Arthur F. Thurnau Professor of Spanish Linguistics
he/él
About
My research focuses on issues in the phonetics and phonology of different varieties of Spanish from a theoretical perspective, employing laboratory methods to validate my claims. My earliest publications focused on question intonation in Peninsular Spanish, working primarily within the autosegmental-metrical framework of intonational structure. More recently, I have begun to explore sociophonetic variation in Andalusian Spanish, spoken in southern Spain. I am particularly interested in understanding the linguistic factors that differentiate the Western and Eastern sub-varieties of Andalusian Spanish.
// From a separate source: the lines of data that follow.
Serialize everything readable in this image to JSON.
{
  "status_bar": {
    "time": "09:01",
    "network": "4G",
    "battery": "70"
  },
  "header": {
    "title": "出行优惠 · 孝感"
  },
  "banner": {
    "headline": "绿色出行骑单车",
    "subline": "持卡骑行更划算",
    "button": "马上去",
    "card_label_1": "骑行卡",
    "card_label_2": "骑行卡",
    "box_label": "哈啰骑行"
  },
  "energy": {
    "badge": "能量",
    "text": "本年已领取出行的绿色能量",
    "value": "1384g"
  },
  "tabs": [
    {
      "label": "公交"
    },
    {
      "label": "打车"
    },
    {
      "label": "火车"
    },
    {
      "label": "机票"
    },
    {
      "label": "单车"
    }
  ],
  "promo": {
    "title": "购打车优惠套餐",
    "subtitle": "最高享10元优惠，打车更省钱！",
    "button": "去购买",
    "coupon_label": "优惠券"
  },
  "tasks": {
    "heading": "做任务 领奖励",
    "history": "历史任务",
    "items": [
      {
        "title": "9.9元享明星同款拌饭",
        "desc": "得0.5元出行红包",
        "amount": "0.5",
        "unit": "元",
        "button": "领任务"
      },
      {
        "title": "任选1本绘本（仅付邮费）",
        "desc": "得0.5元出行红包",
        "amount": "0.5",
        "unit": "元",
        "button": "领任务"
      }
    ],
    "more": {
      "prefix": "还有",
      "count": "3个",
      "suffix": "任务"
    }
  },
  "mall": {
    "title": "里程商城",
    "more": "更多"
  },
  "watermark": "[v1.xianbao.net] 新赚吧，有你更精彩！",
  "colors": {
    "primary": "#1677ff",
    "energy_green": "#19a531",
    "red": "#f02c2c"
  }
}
I have published articles in Journal of Phonetics, Laboratory Phonology, Journal of the International Phonetic Association, Phonetica, Language and Speech, and Probus. In 2016, I published a co-edited volume entitled Intonational grammar in Ibero-Romance: Approaches across linguistic subfields, through John Benjamins Publishing Company (co-editors: Meghan Armstrong of University of Massachusetts & Maria del Mar Vanrell of Freie Universität Berlin).
At Michigan, I have embarked on a collaborative endeavor that examines the language and history of an Afrikaans-Spanish bilingual community who live in Patagonia, Argentina. This project is funded through the University of Michigan Humanities Collaboratory. Our project title is "From Africa to Patagonia: Voices of displacement". My collaborators in linguistics are Andries Coetzee (Linguistics) and Lorenzo García-Amaya (RLL).